In this stepparent adoption case, respondent-mother appeals by right an order terminating her parental rights to the minor child, MPV, under MCL 710.51(6). Finding no clear error, we affirm.
I. FACTS
Petitioner-father and respondent married in 2009 and divorced in 2015. According to petitioner-father, after the divorce they shared joint legal and physical custody of MPV. Respondent's parenting time was suspended for a period in the fall of 2016, renewed, and again suspended on January 27, 2017. A March 29, 2017 order kept the joint legal custody arrangement, but awarded sole physical custody to petitioner-father.
On July 13, 2017, petitioner-father filed an ex parte motion to modify the parties' custody order, and the court signed an ex parte order suspending respondent's parenting time temporarily. According to an order entered on November 8, 2017, both parties appeared for a referee hearing on July 24, 2017, but adjourned the hearing until August 2, 2017 to allow respondent to clear up outstanding bench warrants. Petitioner-father appeared for the rescheduled hearing, but respondent did not. A default order was entered on August 4, 2017, continuing the suspension of respondent's parenting time; the issues of legal custody, parenting time, and child support were referred to the Friend of the Court for investigation. During the pendency of the investigation, respondent could have asked for a referee hearing to determine if the court should reinstate her parenting time; however, it does not appear that she made such request.
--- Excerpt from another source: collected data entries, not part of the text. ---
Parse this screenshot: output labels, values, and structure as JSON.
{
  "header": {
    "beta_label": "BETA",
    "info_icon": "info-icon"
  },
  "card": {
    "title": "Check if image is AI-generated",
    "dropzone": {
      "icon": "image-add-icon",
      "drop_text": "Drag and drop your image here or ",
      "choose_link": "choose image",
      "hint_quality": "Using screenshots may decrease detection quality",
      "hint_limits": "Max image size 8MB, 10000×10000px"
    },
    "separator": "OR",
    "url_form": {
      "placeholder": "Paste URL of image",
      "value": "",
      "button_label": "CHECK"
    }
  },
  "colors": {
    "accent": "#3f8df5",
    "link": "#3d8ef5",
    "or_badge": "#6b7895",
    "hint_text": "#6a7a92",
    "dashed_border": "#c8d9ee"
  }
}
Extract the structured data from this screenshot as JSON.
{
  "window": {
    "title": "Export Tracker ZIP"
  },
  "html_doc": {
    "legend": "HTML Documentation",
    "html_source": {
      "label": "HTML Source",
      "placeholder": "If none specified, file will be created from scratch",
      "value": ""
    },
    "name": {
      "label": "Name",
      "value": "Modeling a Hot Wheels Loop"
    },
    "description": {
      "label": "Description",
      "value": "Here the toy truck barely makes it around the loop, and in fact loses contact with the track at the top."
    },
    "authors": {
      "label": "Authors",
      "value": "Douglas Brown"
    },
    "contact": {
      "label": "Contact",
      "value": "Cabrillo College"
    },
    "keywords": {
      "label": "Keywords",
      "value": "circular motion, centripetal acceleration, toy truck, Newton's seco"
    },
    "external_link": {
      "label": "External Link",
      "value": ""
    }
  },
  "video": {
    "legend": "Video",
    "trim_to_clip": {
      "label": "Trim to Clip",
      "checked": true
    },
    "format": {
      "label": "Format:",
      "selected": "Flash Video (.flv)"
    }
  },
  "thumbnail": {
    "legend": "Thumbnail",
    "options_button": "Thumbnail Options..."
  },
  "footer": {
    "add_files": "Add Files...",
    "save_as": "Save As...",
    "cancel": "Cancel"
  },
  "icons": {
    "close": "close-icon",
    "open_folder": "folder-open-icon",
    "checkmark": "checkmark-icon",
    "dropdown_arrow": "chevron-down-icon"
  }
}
At the end of the investigation, an updated report and recommendation regarding custody, parenting time, and child support was filed. On October 27, 2017, petitioner-father appeared for a referee hearing, but respondent did not. After the hearing, the court entered the November 8, 2017 order granting petitioner-father sole legal and physical custody of the minor and setting certain conditions for respondent to meet before the court would restore her parenting time. Specifically, respondent had to complete a drug and alcohol assessment and three months of random weekly drug screens.
On December 14, 2018, petitioner-father and his wife, as co-petitioner, filed a stepparent-adoption petition. According to the register of actions, respondent received service of the petition by December 17, 2018. On January 23, 2019, respondent filed a motion asking the court to reinstate her parenting time. Petitioners filed a supplemental petition on April 23, 2019, alleging that respondent had failed to substantially support the child or visit, contact, or communicate with the child for a period of two or more years prior to their filing of the initial petition.
Petitioner-father testified at the hearing on the stepparent adoption petition that respondent had not exercised her parenting time since July 2016, and had exercised it only sporadically before then. Contrariwise, respondent testified that she had regularly seen the child until August 1, 2017, and she admitted into evidence a cell phone picture of her and the minor that was date-stamped August 1, 2017. Respondent acknowledged that she was ordered to pay child support during the two-year period before the filing of the petition and that she had failed to do so.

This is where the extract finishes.